Frayeurs peut être considéré comme le premier film d’horreur personnel de Lucio Fulci. L’enfer des zombies, tourné l’année précédente, était une œuvre de commande dont le succès orienta la carrière du cinéaste italien vers le macabre et le gore où il se fit une solide réputation. Comme l’indique le titre original (Paura nella città dei morti viventi / Peur dans la ville des morts-vivants), le sujet de Frayeurs est la peur. Pour ce faire, Fulci convoque Lovecraft (l’intrigue se passe à Dunwich, ville imaginaire sortie de l’imagination de l’écrivain américain) et tente de créer une ambiance horrifique en usant et abusant des brouillards nocturnes.
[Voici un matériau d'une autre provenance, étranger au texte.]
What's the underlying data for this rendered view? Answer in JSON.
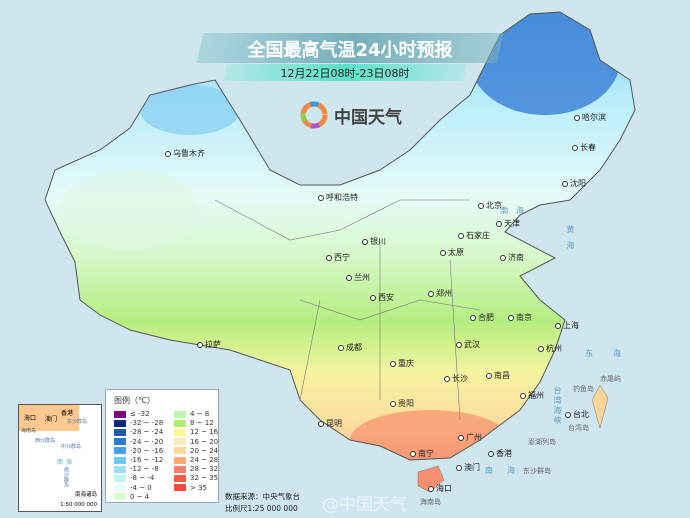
{
  "header": {
    "title": "全国最高气温24小时预报",
    "subtitle": "12月22日08时-23日08时"
  },
  "logo": {
    "text": "中国天气",
    "icon": "china-weather-swirl-logo"
  },
  "cities": [
    "哈尔滨",
    "长春",
    "沈阳",
    "乌鲁木齐",
    "呼和浩特",
    "北京",
    "天津",
    "石家庄",
    "银川",
    "太原",
    "济南",
    "西宁",
    "兰州",
    "西安",
    "郑州",
    "合肥",
    "南京",
    "上海",
    "拉萨",
    "成都",
    "武汉",
    "杭州",
    "重庆",
    "长沙",
    "南昌",
    "贵阳",
    "福州",
    "台北",
    "昆明",
    "南宁",
    "广州",
    "香港",
    "澳门",
    "海口"
  ],
  "seas": [
    "渤海",
    "黄海",
    "东海",
    "南海",
    "台湾海峡"
  ],
  "islands": [
    "钓鱼岛",
    "赤尾屿",
    "台湾岛",
    "澎湖列岛",
    "东沙群岛",
    "海南岛"
  ],
  "legend": {
    "title": "图例（℃）",
    "items": [
      {
        "label": "≤ -32",
        "color": "#7a0a7e"
      },
      {
        "label": "-32 ~ -28",
        "color": "#0a2a7a"
      },
      {
        "label": "-28 ~ -24",
        "color": "#245a9e"
      },
      {
        "label": "-24 ~ -20",
        "color": "#2a78d0"
      },
      {
        "label": "-20 ~ -16",
        "color": "#44a2ec"
      },
      {
        "label": "-16 ~ -12",
        "color": "#6ccaf4"
      },
      {
        "label": "-12 ~ -8",
        "color": "#9cdff4"
      },
      {
        "label": "-8 ~ -4",
        "color": "#c2f4fa"
      },
      {
        "label": "-4 ~ 0",
        "color": "#eefcfc"
      },
      {
        "label": "0 ~ 4",
        "color": "#d8fbcc"
      },
      {
        "label": "4 ~ 8",
        "color": "#bff5b4"
      },
      {
        "label": "8 ~ 12",
        "color": "#b0f070"
      },
      {
        "label": "12 ~ 16",
        "color": "#fdf890"
      },
      {
        "label": "16 ~ 20",
        "color": "#fde9c0"
      },
      {
        "label": "20 ~ 24",
        "color": "#fdd8a0"
      },
      {
        "label": "24 ~ 28",
        "color": "#fdaa70"
      },
      {
        "label": "28 ~ 32",
        "color": "#f88070"
      },
      {
        "label": "32 ~ 35",
        "color": "#f05a40"
      },
      {
        "label": "> 35",
        "color": "#ef4a3a"
      }
    ]
  },
  "inset": {
    "title": "南海诸岛",
    "scale": "1:50 000 000",
    "labels": [
      "海口",
      "香港",
      "澳门",
      "东沙群岛",
      "西沙群岛",
      "中沙群岛",
      "南海",
      "南沙群岛",
      "海南岛"
    ]
  },
  "footer": {
    "source": "数据来源：中央气象台",
    "scale": "比例尺1:25 000 000",
    "watermark": "@中国天气"
  }
}
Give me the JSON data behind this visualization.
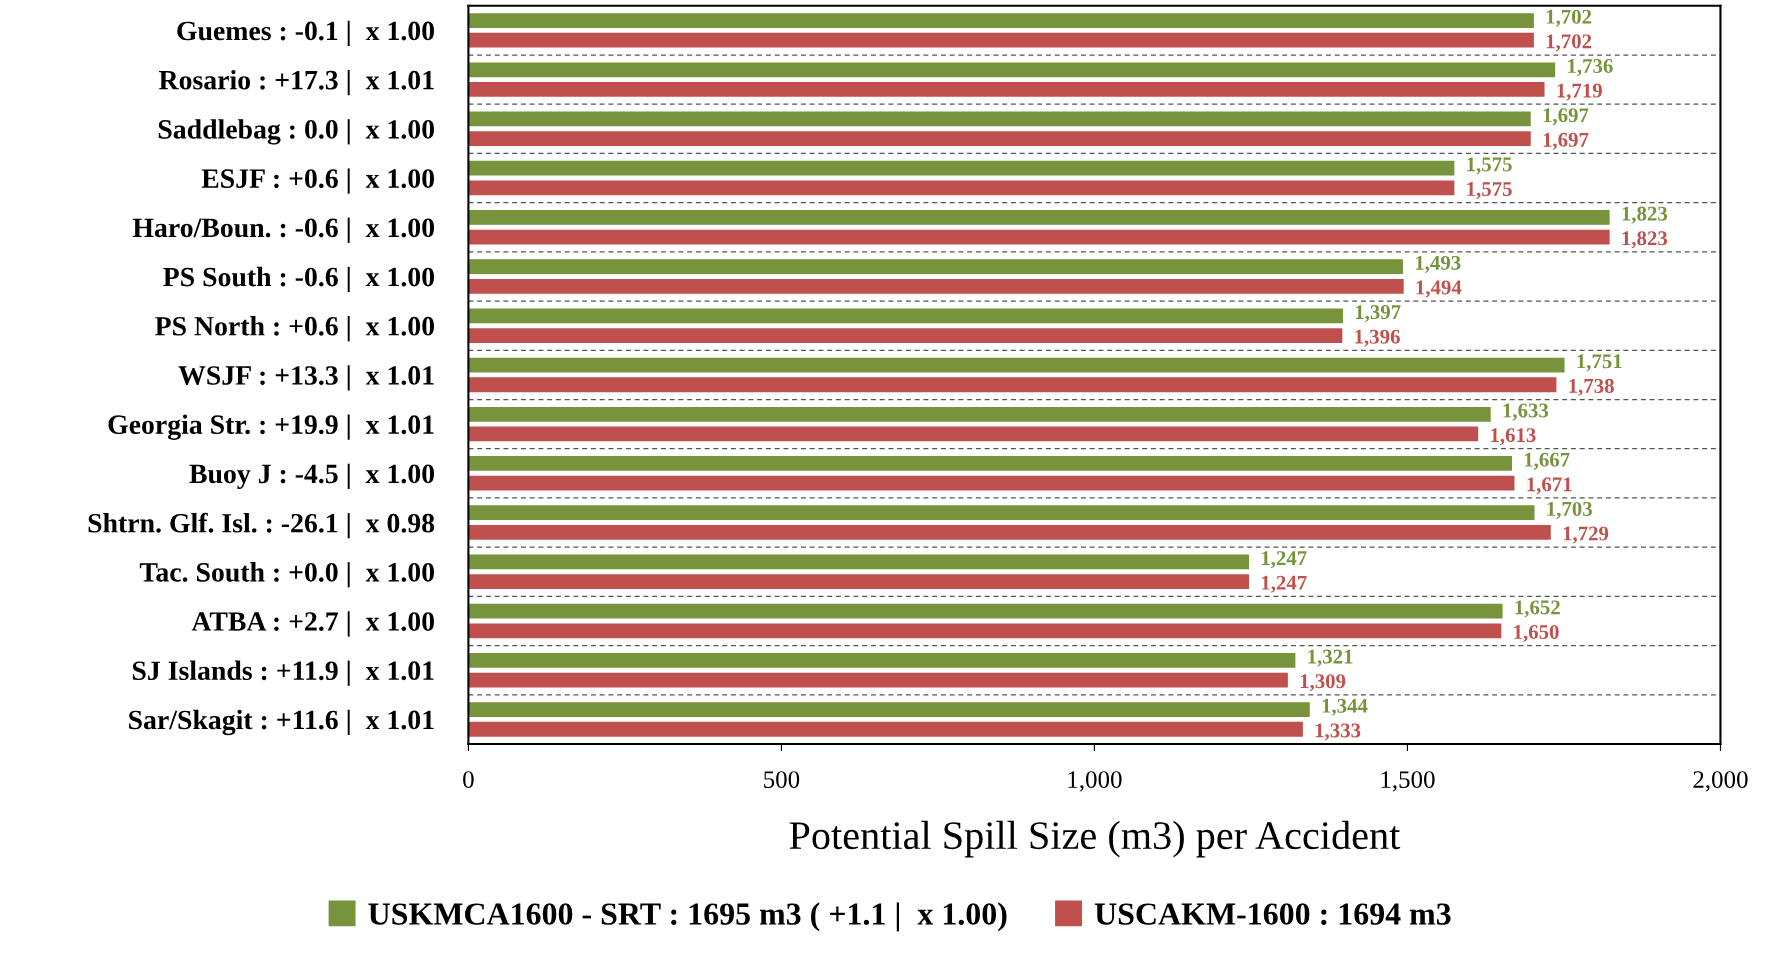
{
  "chart_data": {
    "type": "bar",
    "orientation": "horizontal",
    "xlabel": "Potential Spill Size (m3) per Accident",
    "categories": [
      "Guemes : -0.1 |  x 1.00",
      "Rosario : +17.3 |  x 1.01",
      "Saddlebag : 0.0 |  x 1.00",
      "ESJF : +0.6 |  x 1.00",
      "Haro/Boun. : -0.6 |  x 1.00",
      "PS South : -0.6 |  x 1.00",
      "PS North : +0.6 |  x 1.00",
      "WSJF : +13.3 |  x 1.01",
      "Georgia Str. : +19.9 |  x 1.01",
      "Buoy J : -4.5 |  x 1.00",
      "Shtrn. Glf. Isl. : -26.1 |  x 0.98",
      "Tac. South : +0.0 |  x 1.00",
      "ATBA : +2.7 |  x 1.00",
      "SJ Islands : +11.9 |  x 1.01",
      "Sar/Skagit : +11.6 |  x 1.01"
    ],
    "series": [
      {
        "name": "USKMCA1600 - SRT : 1695 m3 ( +1.1 |  x 1.00)",
        "color": "#77933c",
        "values": [
          1702,
          1736,
          1697,
          1575,
          1823,
          1493,
          1397,
          1751,
          1633,
          1667,
          1703,
          1247,
          1652,
          1321,
          1344
        ],
        "value_labels": [
          "1,702",
          "1,736",
          "1,697",
          "1,575",
          "1,823",
          "1,493",
          "1,397",
          "1,751",
          "1,633",
          "1,667",
          "1,703",
          "1,247",
          "1,652",
          "1,321",
          "1,344"
        ]
      },
      {
        "name": "USCAKM-1600 : 1694 m3",
        "color": "#c0504d",
        "values": [
          1702,
          1719,
          1697,
          1575,
          1823,
          1494,
          1396,
          1738,
          1613,
          1671,
          1729,
          1247,
          1650,
          1309,
          1333
        ],
        "value_labels": [
          "1,702",
          "1,719",
          "1,697",
          "1,575",
          "1,823",
          "1,494",
          "1,396",
          "1,738",
          "1,613",
          "1,671",
          "1,729",
          "1,247",
          "1,650",
          "1,309",
          "1,333"
        ]
      }
    ],
    "xlim": [
      0,
      2000
    ],
    "xticks": [
      0,
      500,
      {
        "value": 1000,
        "label": "1,000"
      },
      {
        "value": 1500,
        "label": "1,500"
      },
      {
        "value": 2000,
        "label": "2,000"
      }
    ],
    "grid": "y",
    "legend": "bottom"
  }
}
Malheureusement, il ne retient aucune leçon des écrits du maître de l’indicible, ni de son compatriote Mario Bava (et de son magnifique Opération peur) qui suggéraient plus qu’ils ne montraient pour nous faire frissonner. Chez Fulci, c’est tout l’inverse. S’il marque les esprits, c’est surtout dans sa propension à tourner des séquences très sanguinolentes (considérées à l’époque comme extrêmes mais qui s’avèrent aujourd’hui bien sages comparées à certains films viandards en vogue) qui firent de lui l’un des promoteurs les plus influents du gore italien. Si la scène où l’héroïne se réveille enterrée vivante marque les esprits par son étrangeté, l’obsession du cinéaste pour la bidoche et les yeux exorbités d’une distribution plus qu’hétéroclite finit rapidement par lasser avant que le film ne sombre définitivement dans le ridicule de ses effets spéciaux datés.
Aujourd’hui, seuls les fans risquent de s’effrayer pour la forme tandis que les autres s’amuseront, pendant quelques minutes, de cette série Z poussive et de la ressemblance de Christopher George avec Arnold Schwarzenneger.